In August, the Australian Taxation Office (ATO) recently released its guidance on taxation treatment of bitcoin to be regarded as a barter transactions with similar taxation consequences, save the ones they are doing it for business purposes or for transactions that are worth more than $10,000 Australian dollars wherein it would be treated as a commodity or service which is applicable to the Goods and Services Tax (GST).

This treatment is likely to end up in bitcoin traders subject to GST both when the purchasing and selling the digital currency, a tax hit that some industry stakeholders have said will drive some firms operating in the digital currency space offshore.

Meanwhile, the Australian Attorney-General’s Department has announced that although it has not yet seen controvertible evidence of the widespread use of bitcoin for criminal or terrorist activities, regulators will still have to be careful on the development of the technology.

The apparent anonymity and security of digital currencies will be exploited and abused to facilitate the laundering of earnings of crime and the purchases of illicit services and goods. The department mentioned in its submission to the inquiry that there are substantial concerns regarding its potential use for terrorism which poses risks to Australia’s national security framework.
The department said that the digital currency might be easier to track than traditional currencies for the purposes of tracking by law enforcement purposes due to the digital currency’s blockchain technology.

Bitcoin provides users the capacity to transact under the concealed identity of their bitcoin address.
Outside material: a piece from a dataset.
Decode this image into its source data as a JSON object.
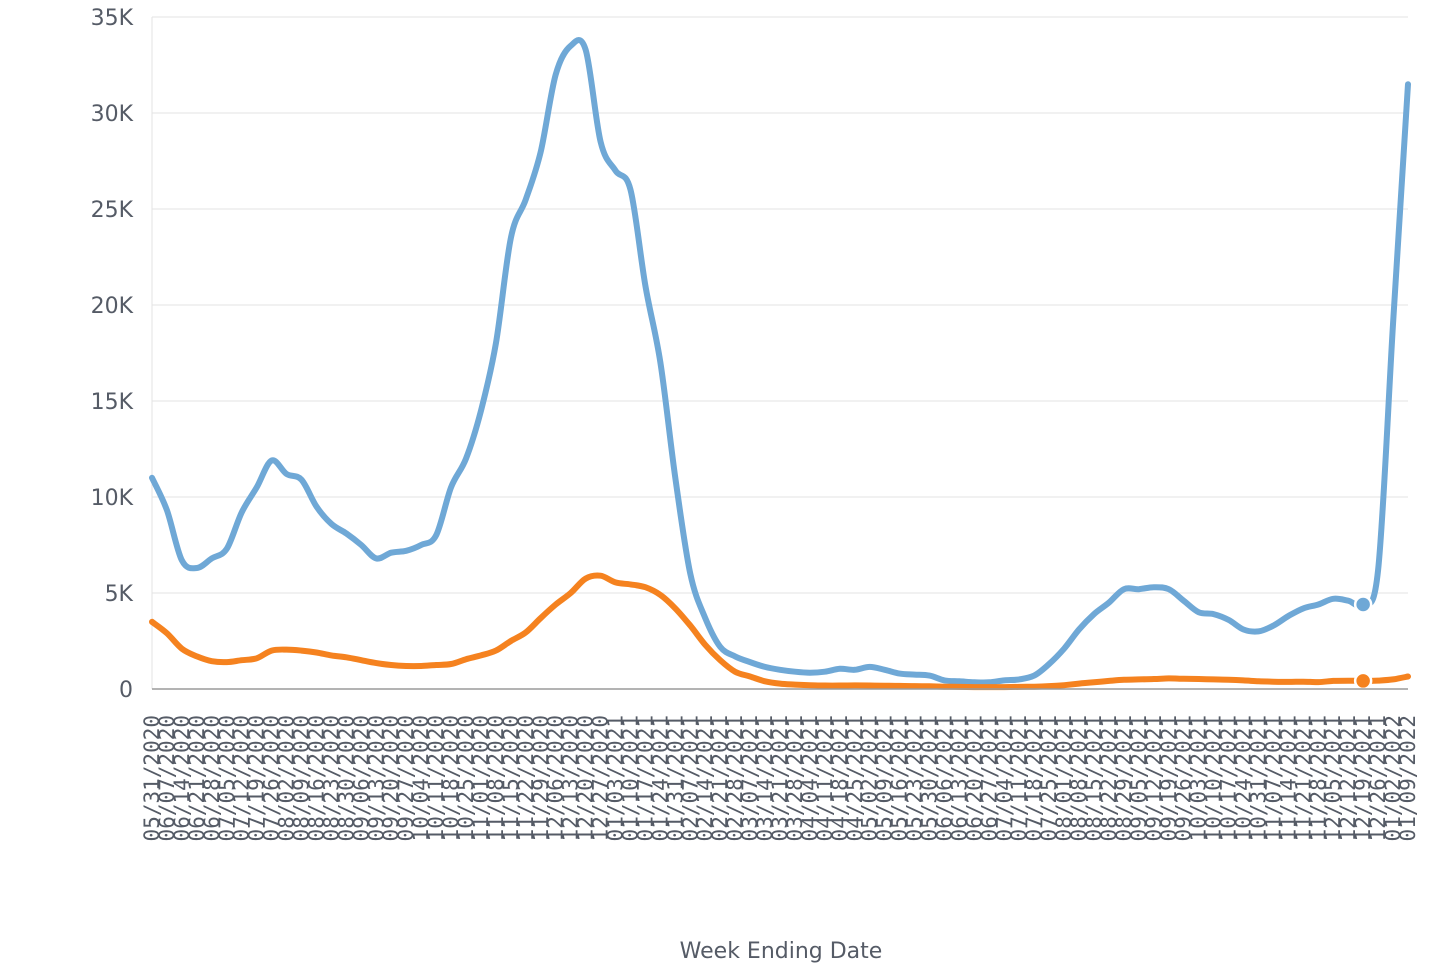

However, all of their transactions are available for public viewing and hence for law enforcement inquiry.

When these transactions are examined and used to make a pattern of behaviour, experts in a simulated experiment were able to show the identities of approximately 40 % of bitcoin users. Furthermore, the Senate Economics Reference Committee is anticipated to release its report into the digital currencies inquiry by the first parliament sitting by March of next year.